Farmers and gun club members will be restricted to 10 firearms while recreational shooters will only be able to own five in a move the government expects will reduce the number of legal firearms in the state from 360,000 to about 347,000.
The ownership cap is included in the government’s firearms bill consultation paper to be released on Tuesday, along with a state-funded voluntary firearm buyback plan.
Police Minister Paul Papalia said the new limits would only impact about 5 per cent of individual licence holders but would remove thousands of firearms from the community.
“Public safety is paramount, and that has been the key consideration when drafting the proposed legislation,” he said.
“If there are fewer firearms in the community, there are fewer opportunities for them to be used illegally.”
We hear that same rationale used in the United States all the time, whether it’s Gavin Newsom signing legislation restricting the right to carry or the House Speaker in Massachusetts calling for passage of an omnibus gun control bill aimed at legal gun owners. It’s a ridiculous argument that completely rejects any lawful use of a firearm, whether for self-defense, recreational shooting, hunting, or predator control, and while Australia may not have the right to keep and bear arms enshrined in its constitution as we do in the U.S., blaming lawful gun owners for the actions of violent criminals is still a terrible idea.
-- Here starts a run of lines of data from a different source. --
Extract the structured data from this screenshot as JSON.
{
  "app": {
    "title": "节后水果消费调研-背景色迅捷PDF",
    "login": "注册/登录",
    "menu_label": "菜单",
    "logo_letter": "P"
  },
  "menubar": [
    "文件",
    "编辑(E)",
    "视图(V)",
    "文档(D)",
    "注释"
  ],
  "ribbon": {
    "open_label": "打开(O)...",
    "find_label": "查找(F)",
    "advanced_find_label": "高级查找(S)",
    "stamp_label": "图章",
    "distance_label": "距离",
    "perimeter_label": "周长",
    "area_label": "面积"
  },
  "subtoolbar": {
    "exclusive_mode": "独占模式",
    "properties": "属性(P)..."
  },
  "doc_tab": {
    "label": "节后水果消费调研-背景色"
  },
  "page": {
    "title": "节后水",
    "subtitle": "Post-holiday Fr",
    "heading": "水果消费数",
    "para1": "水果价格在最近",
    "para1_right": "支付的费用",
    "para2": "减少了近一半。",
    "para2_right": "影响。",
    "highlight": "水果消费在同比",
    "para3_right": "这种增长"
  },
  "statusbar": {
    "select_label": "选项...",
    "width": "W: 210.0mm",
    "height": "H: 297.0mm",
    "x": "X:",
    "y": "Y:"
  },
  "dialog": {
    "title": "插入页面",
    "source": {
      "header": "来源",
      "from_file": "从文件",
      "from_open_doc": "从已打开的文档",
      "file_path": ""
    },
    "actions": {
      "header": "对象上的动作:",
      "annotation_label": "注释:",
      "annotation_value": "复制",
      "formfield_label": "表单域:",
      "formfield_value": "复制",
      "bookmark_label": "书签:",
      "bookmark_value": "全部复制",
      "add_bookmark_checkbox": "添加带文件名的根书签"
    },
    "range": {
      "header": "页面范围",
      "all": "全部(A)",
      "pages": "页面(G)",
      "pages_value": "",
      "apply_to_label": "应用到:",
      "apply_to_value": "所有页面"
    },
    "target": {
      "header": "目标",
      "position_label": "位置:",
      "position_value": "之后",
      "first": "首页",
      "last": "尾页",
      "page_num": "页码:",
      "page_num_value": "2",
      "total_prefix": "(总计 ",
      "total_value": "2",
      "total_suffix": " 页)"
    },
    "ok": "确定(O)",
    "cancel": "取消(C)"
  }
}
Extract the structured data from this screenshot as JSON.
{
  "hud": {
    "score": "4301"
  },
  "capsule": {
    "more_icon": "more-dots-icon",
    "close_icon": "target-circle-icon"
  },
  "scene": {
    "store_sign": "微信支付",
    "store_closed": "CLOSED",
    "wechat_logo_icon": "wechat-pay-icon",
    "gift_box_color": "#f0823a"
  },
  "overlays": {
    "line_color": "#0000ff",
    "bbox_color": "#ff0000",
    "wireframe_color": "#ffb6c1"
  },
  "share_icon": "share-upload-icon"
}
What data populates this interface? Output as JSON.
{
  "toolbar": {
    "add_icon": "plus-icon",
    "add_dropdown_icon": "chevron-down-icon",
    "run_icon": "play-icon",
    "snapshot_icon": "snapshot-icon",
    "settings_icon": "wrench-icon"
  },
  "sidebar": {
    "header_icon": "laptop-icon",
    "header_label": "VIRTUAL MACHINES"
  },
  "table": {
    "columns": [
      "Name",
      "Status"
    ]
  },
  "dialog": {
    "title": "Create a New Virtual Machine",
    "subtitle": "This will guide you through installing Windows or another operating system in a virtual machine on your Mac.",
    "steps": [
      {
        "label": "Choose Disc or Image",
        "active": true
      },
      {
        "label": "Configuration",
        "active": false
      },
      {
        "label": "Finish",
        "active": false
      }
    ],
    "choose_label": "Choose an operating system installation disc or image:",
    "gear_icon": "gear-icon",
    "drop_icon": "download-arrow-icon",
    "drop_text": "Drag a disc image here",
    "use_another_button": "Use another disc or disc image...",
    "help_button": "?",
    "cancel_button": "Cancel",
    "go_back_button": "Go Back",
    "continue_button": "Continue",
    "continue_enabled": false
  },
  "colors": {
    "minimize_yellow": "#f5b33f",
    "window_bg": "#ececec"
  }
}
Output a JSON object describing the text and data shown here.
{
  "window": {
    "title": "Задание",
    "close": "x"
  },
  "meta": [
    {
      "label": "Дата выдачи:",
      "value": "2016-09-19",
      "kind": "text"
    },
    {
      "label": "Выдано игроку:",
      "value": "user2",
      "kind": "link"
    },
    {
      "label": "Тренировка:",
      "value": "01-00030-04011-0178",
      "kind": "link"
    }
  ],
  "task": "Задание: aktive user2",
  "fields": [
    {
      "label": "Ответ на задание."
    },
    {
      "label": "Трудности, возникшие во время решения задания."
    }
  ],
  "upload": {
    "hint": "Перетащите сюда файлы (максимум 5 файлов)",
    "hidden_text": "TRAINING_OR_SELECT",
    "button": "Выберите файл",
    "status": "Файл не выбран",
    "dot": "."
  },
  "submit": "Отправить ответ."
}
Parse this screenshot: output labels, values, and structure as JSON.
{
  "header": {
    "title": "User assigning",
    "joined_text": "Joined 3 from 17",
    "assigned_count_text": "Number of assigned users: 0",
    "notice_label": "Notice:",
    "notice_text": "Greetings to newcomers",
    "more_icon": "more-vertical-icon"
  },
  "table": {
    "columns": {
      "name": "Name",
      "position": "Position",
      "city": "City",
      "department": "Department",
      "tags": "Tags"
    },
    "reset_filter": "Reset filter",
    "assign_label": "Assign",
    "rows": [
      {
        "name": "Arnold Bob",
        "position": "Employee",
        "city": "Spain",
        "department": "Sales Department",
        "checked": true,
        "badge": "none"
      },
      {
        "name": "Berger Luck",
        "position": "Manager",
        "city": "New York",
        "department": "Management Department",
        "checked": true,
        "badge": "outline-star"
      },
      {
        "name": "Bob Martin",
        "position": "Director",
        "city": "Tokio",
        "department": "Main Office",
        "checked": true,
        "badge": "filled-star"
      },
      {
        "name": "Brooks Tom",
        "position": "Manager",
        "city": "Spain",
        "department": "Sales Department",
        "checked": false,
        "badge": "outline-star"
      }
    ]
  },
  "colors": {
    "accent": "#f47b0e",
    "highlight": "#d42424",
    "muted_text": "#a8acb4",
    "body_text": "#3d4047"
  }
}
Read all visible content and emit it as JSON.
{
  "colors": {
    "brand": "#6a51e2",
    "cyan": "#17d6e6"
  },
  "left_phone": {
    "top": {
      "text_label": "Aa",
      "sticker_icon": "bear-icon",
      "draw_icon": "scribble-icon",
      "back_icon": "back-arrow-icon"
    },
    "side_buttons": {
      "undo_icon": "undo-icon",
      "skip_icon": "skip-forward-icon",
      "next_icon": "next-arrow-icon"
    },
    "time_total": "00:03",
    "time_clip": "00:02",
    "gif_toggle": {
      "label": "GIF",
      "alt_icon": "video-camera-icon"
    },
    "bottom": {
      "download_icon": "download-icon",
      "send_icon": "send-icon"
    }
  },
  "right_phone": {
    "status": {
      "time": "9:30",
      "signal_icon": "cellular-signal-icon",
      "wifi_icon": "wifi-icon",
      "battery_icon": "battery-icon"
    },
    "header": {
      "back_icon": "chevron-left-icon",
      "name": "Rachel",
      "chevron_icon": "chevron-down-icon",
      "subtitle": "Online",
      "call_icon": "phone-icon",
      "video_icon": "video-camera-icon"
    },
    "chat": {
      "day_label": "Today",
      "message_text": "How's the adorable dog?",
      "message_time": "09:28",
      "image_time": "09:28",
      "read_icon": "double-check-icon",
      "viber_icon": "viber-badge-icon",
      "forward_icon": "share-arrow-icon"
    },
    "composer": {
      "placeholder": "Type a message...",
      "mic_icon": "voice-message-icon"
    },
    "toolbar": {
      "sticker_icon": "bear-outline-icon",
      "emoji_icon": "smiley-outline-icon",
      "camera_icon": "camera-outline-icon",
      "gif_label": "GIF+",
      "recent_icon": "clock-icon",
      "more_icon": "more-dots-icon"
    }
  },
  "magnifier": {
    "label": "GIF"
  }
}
Papalia says that the number of lawfully-possessed firearms in Western Australia has increased by 65% since 2009, and clearly that is a bigger problem to authorities than the rise in both violent and property crime in the state over the past few years. There’s no evidence that crimes committed by legal gun owners has increased by 65%, but they’re still being scapegoated for the increase in assaults, sexual offenses, and violations of restraining orders… again, just as we see here in the states.
American gun control activists would love to take a page from their Australian counterparts and impose “common sense” and “reasonable” limits on the number of firearms that we can own. Heck, they’re already taking their first steps by imposing gun-rationing laws that limit purchases to one per month, and there’ve been attempts to limit the amount of ammunition that someone can purchase as well.
So far those restrictions have been largely placed on the sale, not the possession of guns and ammo, but you don’t have to be Nostradamus to see where the anti-gunners are heading. Australia remains the gold standard for the gun prohibitionists, and if Western Australia is imposing limits on the number of guns that lawful citizens are allowed to possess, it probably won’t be long before we see similar bills introduced in states like California, New York, and New Jersey.